La rouge lui avait pardonné à contrecoeur. Elle était consciente de son acte de trahison, mais son amour pour elle était si fort qu'elle ne pouvait se résoudre à la perdre. Elle était devenue dépendante d'elle, comme une drogue, comme de l'oxygène. Mais même si elle faisait preuve d'un grand coeur, Phyllis n'en voulait plus. Elle n'assumait pas son acte et se sentait horrifiée d'elle-même d'avoir pu causer une telle souffrance à un coeur si pur. Elle préféra tout abandonner.. et elle lui tourna lâchement le dos. Mais c'était purement égoïste, car les conséquences sur Morrow furent désastreuses, et même en constatant cela, elle ne revint pas sur sa décision et s'éloigna, l'ignorant, l'esquivant, aggravant la plaie qui s'ouvrait dans la poitrine de la rouge.
… Habitée de cette conviction fausse que je n'étais vraiment moi qu'avec elle,
j'avais fini par me persuader que notre amour allait perdurer et que nous
réussirions là où les autres avaient échoué. …
Jusqu'au bout j'avais pensé néanmoins que je pourrais être son point d'encrage
et qu'elle pourrait être le mien...
Elle était détruite de l'intérieur. Son coeur était à jamais figer dans le froid de janvier. Elle était devenue glaciale, sans vie, morose, indifférente. Elle avait été terriblement bas pendant longtemps, et elle s'était tellement retenue de pleurer et de relâcher sa colère, son chagrin, son manque, pour les cacher aux autres, qu'elle avait finit par ne plus pouvoir les contrôler, ne plus pouvoir les voir elle-même. Son chagrin était enfouie en elle si profondément qu'elle ne pouvait plus rien faire pour le libérer. Elle s'était elle-même cachée ses sentiments. Alors avec le temps, elle apprit à esquiver les gens et à répugner l'amour. Elle se renferma sur elle-même et refusait toutes rencontres, toute attention, car c'était source d'attachement et de souffrance. La gentillesse, l'amour, la générosité, l’affectuosité, toutes ces belles choses l'écoeuraient aujourd'hui, car c'était hypocrite et éphémère.
Elle était devenue sarcastique et insensible, et avait appris à contrôler ses réactions et ses émotions avec perfection en les contenant à l'intérieur d'elle.
Si vous lui dites de pleurer, elle trouvera ça pathétique et absurde. Elle refuse de se confier à qui que ce soit parce qu'elle déteste l'idée de raconter des problèmes si superficiels, elle a cette horrible moralité que c'est terriblement ennuyeux d'entendre la vie des autres. Elle pense cela, car aujourd'hui c'est ainsi qu'elle-même ressent les choses lorsque d'autres tentent de lui raconter leur misérable vie.
Puis il y a pire non ? Quelqu'un d'handicapé, de malade, de mourant, de démuni.. eux peuvent se plaindre. Mais elle.. pour une simple défaite amoureuse ? Non. Pathétique. T'en verras d'autres ma chérie, lui répéteront-ils. Tu es encore jeune, elle ne mérite pas que tu te détruises pour elle, lui diront-ils.

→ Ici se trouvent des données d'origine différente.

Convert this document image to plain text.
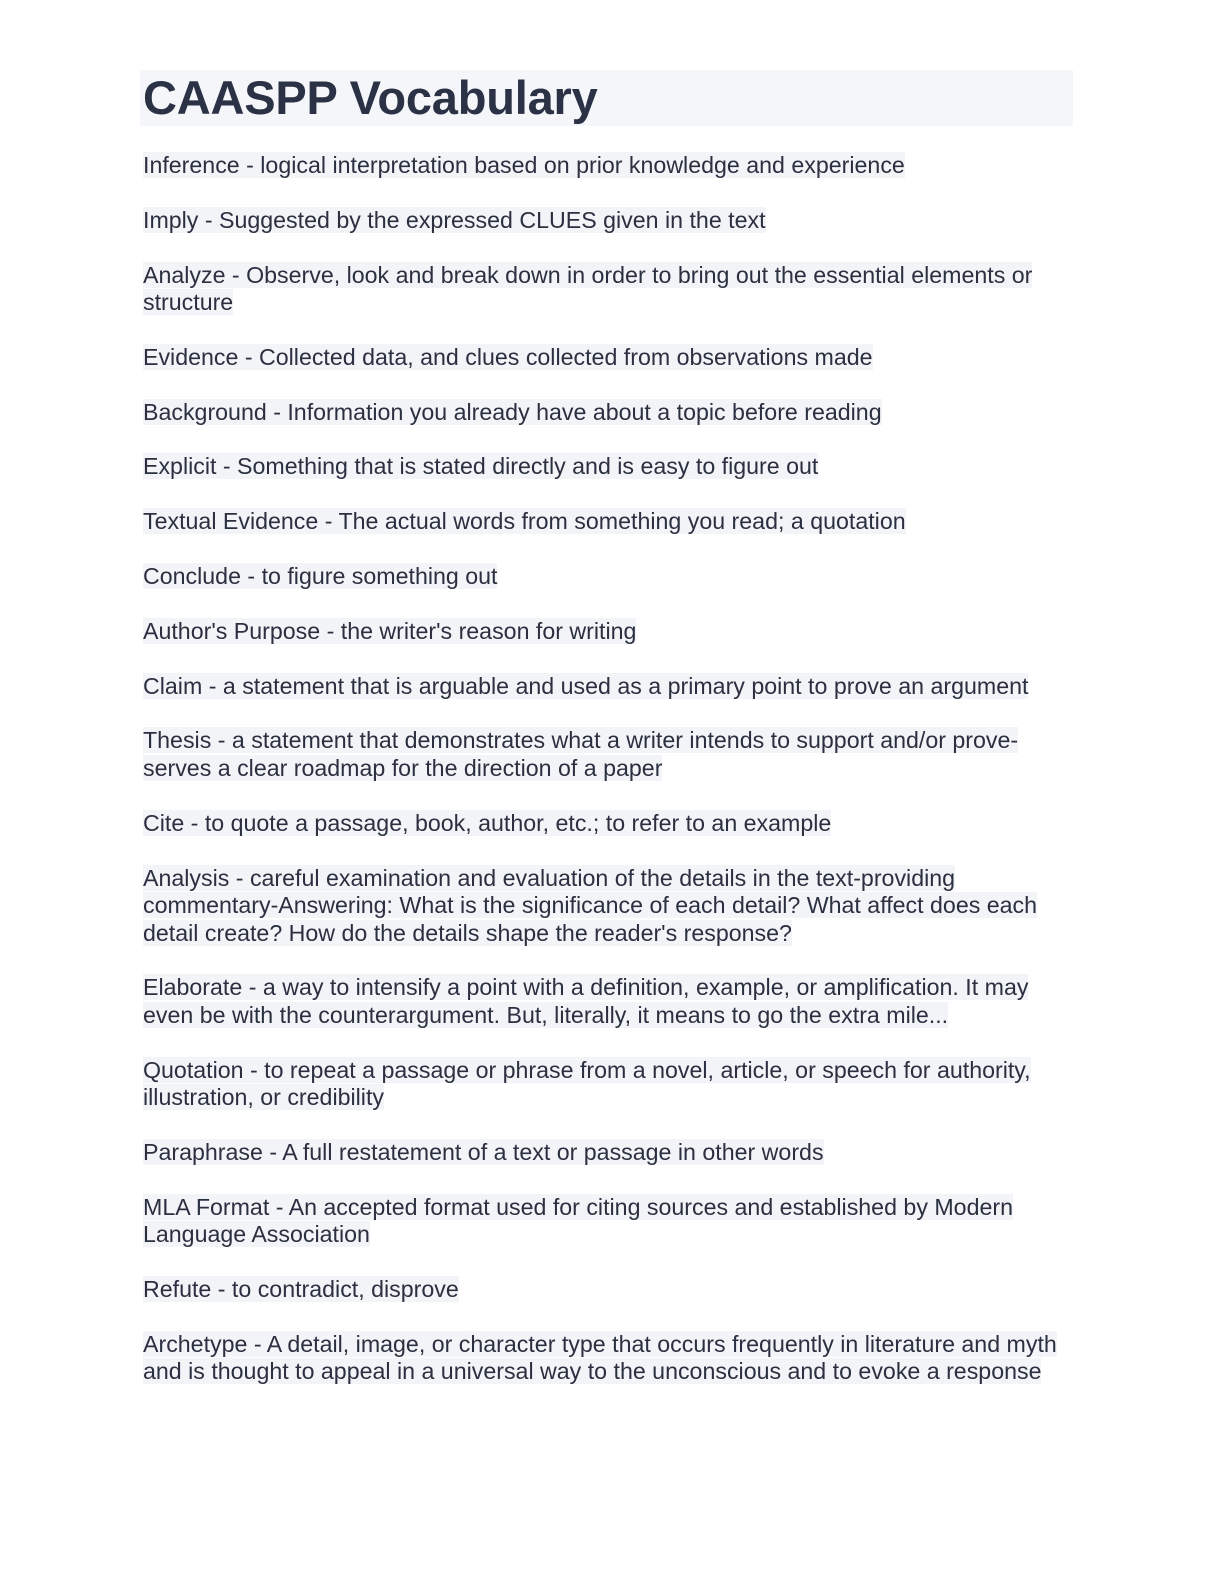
CAASPP Vocabulary

Inference - logical interpretation based on prior knowledge and experience

Imply - Suggested by the expressed CLUES given in the text

Analyze - Observe, look and break down in order to bring out the essential elements or structure

Evidence - Collected data, and clues collected from observations made

Background - Information you already have about a topic before reading

Explicit - Something that is stated directly and is easy to figure out

Textual Evidence - The actual words from something you read; a quotation

Conclude - to figure something out

Author's Purpose - the writer's reason for writing

Claim - a statement that is arguable and used as a primary point to prove an argument

Thesis - a statement that demonstrates what a writer intends to support and/or prove- serves a clear roadmap for the direction of a paper

Cite - to quote a passage, book, author, etc.; to refer to an example

Analysis - careful examination and evaluation of the details in the text-providing commentary-Answering: What is the significance of each detail? What affect does each detail create? How do the details shape the reader's response?

Elaborate - a way to intensify a point with a definition, example, or amplification. It may even be with the counterargument. But, literally, it means to go the extra mile...

Quotation - to repeat a passage or phrase from a novel, article, or speech for authority, illustration, or credibility

Paraphrase - A full restatement of a text or passage in other words

MLA Format - An accepted format used for citing sources and established by Modern Language Association

Refute - to contradict, disprove

Archetype - A detail, image, or character type that occurs frequently in literature and myth and is thought to appeal in a universal way to the unconscious and to evoke a response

Une larme roula le long de son visage comme un diamant et s'écrasa sur le sol.
Elle se releva, essuyant l'humidité laissé par celle-ci sur son pelage d'un revers de patte, et inspira un grand coup l'air frais des alentours.
Son regard devint farouche, sourcils froncés. Elle releva les yeux vers les étoiles et les admira un instant de ses prunelles flamboyantes.
Plus jamais. Se répéta-t-elle pour elle-même.
Puis elle fit demi-tour et se mit à courir pour dissiper la sensation qui plombait son coeur, enfilant son masque indifférent et froid.